If you’ve heard of someone doing a “milk run” in their logistics operations, you might have wondered what that means. We compiled a short history of the milk run, what logistics pros mean when they use the term, and how milk runs contribute to lean operations.
The origin and uses of the term “milk run”
The term milk run comes from milk delivery. Milkmen would drive a route, delivering milk to people’s homes and picking up empty bottles. Milk runs also described trains that would stop at multiple farms to pick up cans of fresh milk to take to a central dairy for processing.
In World War II, pilots referred to low-risk sorties as milk runs. The term can also be used more generically to describe a route with many stops. For example, a transportation route might be called a milk run if it has frequent stops, often in small towns.

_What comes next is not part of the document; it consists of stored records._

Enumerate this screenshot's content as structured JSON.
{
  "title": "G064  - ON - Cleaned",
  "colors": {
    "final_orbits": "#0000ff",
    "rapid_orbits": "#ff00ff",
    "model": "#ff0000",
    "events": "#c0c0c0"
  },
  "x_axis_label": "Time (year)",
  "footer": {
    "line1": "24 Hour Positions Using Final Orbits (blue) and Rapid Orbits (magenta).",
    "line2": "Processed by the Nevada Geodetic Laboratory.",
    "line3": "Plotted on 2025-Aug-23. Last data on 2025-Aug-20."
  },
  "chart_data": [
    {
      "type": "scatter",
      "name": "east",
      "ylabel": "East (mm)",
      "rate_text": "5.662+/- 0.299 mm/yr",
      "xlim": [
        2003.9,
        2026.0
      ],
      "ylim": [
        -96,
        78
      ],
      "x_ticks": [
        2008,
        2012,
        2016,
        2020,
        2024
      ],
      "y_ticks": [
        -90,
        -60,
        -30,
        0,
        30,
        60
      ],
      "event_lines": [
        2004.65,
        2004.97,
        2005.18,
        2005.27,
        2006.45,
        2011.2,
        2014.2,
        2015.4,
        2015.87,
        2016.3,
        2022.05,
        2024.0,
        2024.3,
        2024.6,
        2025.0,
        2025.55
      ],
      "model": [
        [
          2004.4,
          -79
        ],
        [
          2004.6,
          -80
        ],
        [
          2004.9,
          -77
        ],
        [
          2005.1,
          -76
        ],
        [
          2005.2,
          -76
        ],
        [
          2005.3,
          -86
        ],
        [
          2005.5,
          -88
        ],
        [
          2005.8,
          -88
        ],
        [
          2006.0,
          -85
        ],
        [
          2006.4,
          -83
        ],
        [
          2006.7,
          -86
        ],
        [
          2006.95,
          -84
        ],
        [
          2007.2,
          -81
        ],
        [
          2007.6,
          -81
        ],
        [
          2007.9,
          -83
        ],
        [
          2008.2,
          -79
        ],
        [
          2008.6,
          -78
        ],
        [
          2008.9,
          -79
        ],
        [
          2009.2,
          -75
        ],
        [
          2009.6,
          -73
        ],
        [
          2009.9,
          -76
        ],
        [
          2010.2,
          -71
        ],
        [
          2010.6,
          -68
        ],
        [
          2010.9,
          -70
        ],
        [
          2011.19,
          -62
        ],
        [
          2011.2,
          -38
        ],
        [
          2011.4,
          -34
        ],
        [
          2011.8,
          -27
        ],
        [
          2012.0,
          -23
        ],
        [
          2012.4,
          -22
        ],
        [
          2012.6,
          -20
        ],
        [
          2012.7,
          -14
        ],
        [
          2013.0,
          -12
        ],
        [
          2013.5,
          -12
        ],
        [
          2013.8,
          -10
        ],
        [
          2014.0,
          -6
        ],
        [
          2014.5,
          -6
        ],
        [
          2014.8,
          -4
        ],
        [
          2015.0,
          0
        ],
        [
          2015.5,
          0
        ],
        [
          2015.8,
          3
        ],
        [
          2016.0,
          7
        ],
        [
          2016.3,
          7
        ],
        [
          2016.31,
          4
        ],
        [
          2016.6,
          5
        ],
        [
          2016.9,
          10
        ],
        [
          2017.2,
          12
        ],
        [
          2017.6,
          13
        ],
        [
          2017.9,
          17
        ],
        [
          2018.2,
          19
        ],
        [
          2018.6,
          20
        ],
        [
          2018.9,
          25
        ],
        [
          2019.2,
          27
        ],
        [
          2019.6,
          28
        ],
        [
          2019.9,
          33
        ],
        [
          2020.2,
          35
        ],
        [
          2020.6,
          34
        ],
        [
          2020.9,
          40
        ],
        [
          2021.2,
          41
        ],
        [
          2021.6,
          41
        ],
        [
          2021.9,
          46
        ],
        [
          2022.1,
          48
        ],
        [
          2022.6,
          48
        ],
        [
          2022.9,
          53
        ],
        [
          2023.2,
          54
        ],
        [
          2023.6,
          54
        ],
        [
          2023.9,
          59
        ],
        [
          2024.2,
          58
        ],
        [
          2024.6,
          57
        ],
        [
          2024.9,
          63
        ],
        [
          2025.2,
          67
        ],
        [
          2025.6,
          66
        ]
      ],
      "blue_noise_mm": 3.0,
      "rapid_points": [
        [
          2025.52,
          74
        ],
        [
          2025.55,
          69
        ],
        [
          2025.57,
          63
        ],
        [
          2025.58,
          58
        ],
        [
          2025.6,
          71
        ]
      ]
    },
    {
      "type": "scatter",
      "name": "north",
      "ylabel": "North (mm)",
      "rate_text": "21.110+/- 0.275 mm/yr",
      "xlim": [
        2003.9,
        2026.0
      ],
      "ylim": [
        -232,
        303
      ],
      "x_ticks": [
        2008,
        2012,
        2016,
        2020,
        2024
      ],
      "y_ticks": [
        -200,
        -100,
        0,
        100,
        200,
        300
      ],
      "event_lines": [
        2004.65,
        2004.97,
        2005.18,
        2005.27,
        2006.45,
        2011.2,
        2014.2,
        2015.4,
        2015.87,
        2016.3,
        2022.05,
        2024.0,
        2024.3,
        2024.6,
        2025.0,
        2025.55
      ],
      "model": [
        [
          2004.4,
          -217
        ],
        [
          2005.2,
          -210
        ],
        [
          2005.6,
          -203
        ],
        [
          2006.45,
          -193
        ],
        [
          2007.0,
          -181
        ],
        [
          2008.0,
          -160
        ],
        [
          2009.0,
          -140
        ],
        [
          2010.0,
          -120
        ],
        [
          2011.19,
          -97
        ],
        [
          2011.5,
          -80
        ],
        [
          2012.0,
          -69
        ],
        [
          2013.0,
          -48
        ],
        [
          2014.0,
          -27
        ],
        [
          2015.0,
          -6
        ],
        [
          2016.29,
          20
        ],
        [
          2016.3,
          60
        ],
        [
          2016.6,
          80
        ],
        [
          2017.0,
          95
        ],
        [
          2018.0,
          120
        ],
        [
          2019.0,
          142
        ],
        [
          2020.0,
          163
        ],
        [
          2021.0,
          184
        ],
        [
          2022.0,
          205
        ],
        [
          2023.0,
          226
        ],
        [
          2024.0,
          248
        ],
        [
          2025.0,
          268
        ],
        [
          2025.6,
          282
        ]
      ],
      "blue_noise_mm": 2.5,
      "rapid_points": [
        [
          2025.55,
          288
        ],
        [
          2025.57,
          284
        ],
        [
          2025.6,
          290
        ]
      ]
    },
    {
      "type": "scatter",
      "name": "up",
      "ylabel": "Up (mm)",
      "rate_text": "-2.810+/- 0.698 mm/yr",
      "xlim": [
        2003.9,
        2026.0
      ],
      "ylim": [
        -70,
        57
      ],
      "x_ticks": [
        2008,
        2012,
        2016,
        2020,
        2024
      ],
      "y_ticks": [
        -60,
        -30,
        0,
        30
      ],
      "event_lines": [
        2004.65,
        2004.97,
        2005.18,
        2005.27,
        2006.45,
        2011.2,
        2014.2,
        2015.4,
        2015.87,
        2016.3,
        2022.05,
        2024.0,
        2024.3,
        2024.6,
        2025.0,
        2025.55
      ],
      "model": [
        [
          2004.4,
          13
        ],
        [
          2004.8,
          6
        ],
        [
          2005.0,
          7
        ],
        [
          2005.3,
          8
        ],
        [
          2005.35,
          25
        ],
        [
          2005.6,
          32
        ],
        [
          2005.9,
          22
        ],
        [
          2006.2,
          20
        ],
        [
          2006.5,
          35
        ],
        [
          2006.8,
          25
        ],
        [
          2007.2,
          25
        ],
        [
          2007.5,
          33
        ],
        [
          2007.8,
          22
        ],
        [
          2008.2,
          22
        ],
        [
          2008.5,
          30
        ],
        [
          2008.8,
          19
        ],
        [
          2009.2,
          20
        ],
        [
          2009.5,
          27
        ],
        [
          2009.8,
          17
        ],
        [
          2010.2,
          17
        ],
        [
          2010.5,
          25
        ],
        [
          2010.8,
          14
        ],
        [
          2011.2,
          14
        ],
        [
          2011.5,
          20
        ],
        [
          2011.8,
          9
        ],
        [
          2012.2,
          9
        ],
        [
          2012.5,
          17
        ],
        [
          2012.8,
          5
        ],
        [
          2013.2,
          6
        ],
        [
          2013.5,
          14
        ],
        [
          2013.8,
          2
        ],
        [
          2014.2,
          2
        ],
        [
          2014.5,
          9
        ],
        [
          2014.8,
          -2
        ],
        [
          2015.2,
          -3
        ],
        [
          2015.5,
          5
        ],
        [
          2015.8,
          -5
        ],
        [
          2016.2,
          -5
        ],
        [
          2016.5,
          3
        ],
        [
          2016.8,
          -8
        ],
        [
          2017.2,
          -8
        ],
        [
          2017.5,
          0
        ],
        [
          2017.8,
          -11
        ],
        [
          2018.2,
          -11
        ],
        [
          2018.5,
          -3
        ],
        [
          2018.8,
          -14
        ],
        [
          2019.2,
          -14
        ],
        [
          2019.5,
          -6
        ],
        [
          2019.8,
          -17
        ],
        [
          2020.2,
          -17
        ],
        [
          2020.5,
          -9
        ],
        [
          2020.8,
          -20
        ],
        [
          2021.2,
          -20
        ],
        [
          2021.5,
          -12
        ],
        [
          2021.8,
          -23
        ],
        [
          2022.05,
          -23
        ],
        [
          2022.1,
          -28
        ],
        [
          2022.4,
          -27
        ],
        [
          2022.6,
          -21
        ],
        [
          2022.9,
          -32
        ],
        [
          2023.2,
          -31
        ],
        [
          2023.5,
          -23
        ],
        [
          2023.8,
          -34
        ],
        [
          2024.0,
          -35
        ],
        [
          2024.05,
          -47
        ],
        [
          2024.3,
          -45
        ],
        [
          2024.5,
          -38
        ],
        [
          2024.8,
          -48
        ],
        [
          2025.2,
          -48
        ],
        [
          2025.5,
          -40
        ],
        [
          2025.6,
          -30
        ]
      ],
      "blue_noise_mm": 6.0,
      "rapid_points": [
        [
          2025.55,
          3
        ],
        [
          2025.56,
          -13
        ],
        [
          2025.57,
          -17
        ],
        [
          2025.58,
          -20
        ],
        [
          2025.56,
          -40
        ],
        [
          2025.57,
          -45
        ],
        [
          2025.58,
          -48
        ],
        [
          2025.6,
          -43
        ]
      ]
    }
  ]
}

What is milk run logistics?
It’s easiest to explain the process with an example. Let’s say that many different growers in one region supply wheat to a mill that makes flour. Each farm could send a delivery truck with a load of grain to the mill each day. That’s a pretty standard supply chain operation. In milk run logistics, however, a truck would go from the mill to the farms. At each stop on the route, the truck picks up wheat from a different grower. If each farmer only has a partial load to deliver, this is a more efficient way to collect the grain.

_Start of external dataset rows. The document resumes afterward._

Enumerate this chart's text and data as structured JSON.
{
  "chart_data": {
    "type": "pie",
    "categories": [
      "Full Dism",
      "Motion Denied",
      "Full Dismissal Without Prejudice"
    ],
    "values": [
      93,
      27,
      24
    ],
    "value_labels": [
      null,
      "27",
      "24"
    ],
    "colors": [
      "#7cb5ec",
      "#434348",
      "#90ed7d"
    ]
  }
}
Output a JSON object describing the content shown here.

Milk runs can also be part of internal operations. Sometimes, they don’t even involve delivery trucks. Let’s take the example of a heavy equipment manufacturing facility. Several sections of the facility fabricate different parts of the machinery. Another team does the assembly. Someone from each fabrication department could deliver finished pieces to the assembly section. However, it’s probably more efficient to send a driver to the different sections to load and transport all the parts to the assembly area. In this situation, one driver takes the place of many, and each department’s workforce can focus on fabrication.

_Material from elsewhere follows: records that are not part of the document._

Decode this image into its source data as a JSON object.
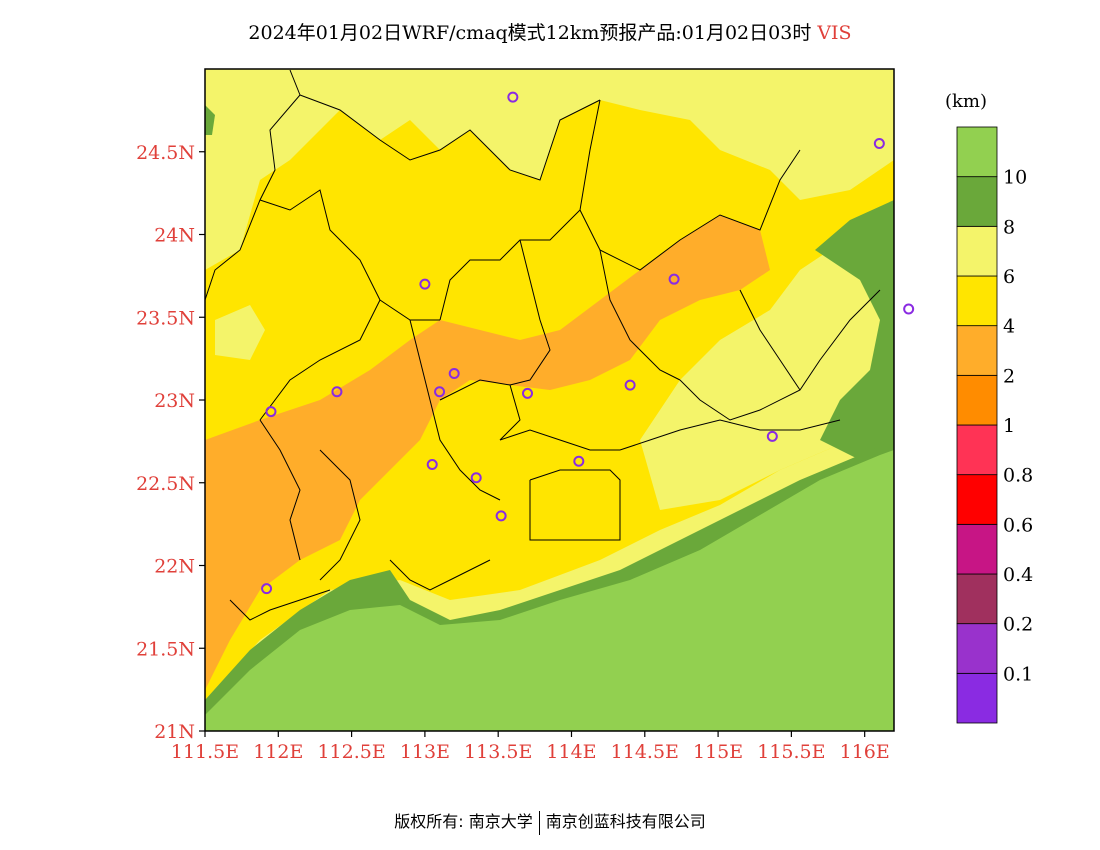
{
  "title": {
    "main": "2024年01月02日WRF/cmaq模式12km预报产品:01月02日03时",
    "variable": "VIS"
  },
  "map": {
    "lat_ticks": [
      "24.5N",
      "24N",
      "23.5N",
      "23N",
      "22.5N",
      "22N",
      "21.5N",
      "21N"
    ],
    "lon_ticks": [
      "111.5E",
      "112E",
      "112.5E",
      "113E",
      "113.5E",
      "114E",
      "114.5E",
      "115E",
      "115.5E",
      "116E"
    ],
    "lon_range": [
      111.5,
      116.2
    ],
    "lat_range": [
      21.0,
      25.0
    ],
    "tick_color": "#e0403a",
    "station_marker_color": "#8a2be2",
    "stations": [
      {
        "lon": 113.6,
        "lat": 24.83
      },
      {
        "lon": 116.1,
        "lat": 24.55
      },
      {
        "lon": 113.0,
        "lat": 23.7
      },
      {
        "lon": 114.7,
        "lat": 23.73
      },
      {
        "lon": 116.3,
        "lat": 23.55
      },
      {
        "lon": 113.2,
        "lat": 23.16
      },
      {
        "lon": 112.4,
        "lat": 23.05
      },
      {
        "lon": 113.1,
        "lat": 23.05
      },
      {
        "lon": 113.7,
        "lat": 23.04
      },
      {
        "lon": 114.4,
        "lat": 23.09
      },
      {
        "lon": 111.95,
        "lat": 22.93
      },
      {
        "lon": 115.37,
        "lat": 22.78
      },
      {
        "lon": 113.05,
        "lat": 22.61
      },
      {
        "lon": 113.35,
        "lat": 22.53
      },
      {
        "lon": 114.05,
        "lat": 22.63
      },
      {
        "lon": 113.52,
        "lat": 22.3
      },
      {
        "lon": 111.92,
        "lat": 21.86
      }
    ]
  },
  "legend": {
    "unit": "(km)",
    "colors": [
      "#8a2be2",
      "#9932cc",
      "#a0305e",
      "#c71585",
      "#ff0000",
      "#ff3355",
      "#ff8c00",
      "#ffad2a",
      "#ffe500",
      "#f4f46a",
      "#6aa83a",
      "#92d050"
    ],
    "labels": [
      "0.1",
      "0.2",
      "0.4",
      "0.6",
      "0.8",
      "1",
      "2",
      "4",
      "6",
      "8",
      "10"
    ]
  },
  "footer": {
    "left": "版权所有: 南京大学",
    "right": "南京创蓝科技有限公司"
  }
}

Why are milk runs beneficial?
As the examples above demonstrate, a milk run can be a more efficient way to handle logistics. But they do take planning. If the route involves products from different companies, you need an agreement about cost-sharing and other aspects of the cooperative delivery arrangement. Once the group settles these issues, this delivery method can save time and money for everyone by pooling operation costs and resources.
Receiving operations also benefit from milk runs. In the example of the mill, instead of processing a dozen deliveries from different farms, the mill can get a full wheat delivery from just one truck. In the internal example above, the assembly operations only have one delivery to keep track of rather than running down parts deliveries from multiple fabrication departments.
How lean operations principles streamline third-party logistics
Milk runs are an excellent example of lean management principles applied to logistics. At Red Stag Fulfillment, we are always looking for ways to apply lean and agile principles to our work. These cutting-edge management principles allow us to pivot quickly to meet changing circumstances. In the past year, we were able to re-route some of our clients’ shipments to alternate carriers when carrier capacity issues slowed down delivery for many order fulfillment warehouses.
Logistics is a dynamic field. Demand can change quickly, so your 3PL should be ready to change just as fast. Red Stag Fulfillment helps our clients apply lean principles to inventory management to maximize reliability while minimizing the capital needed to be fully stocked.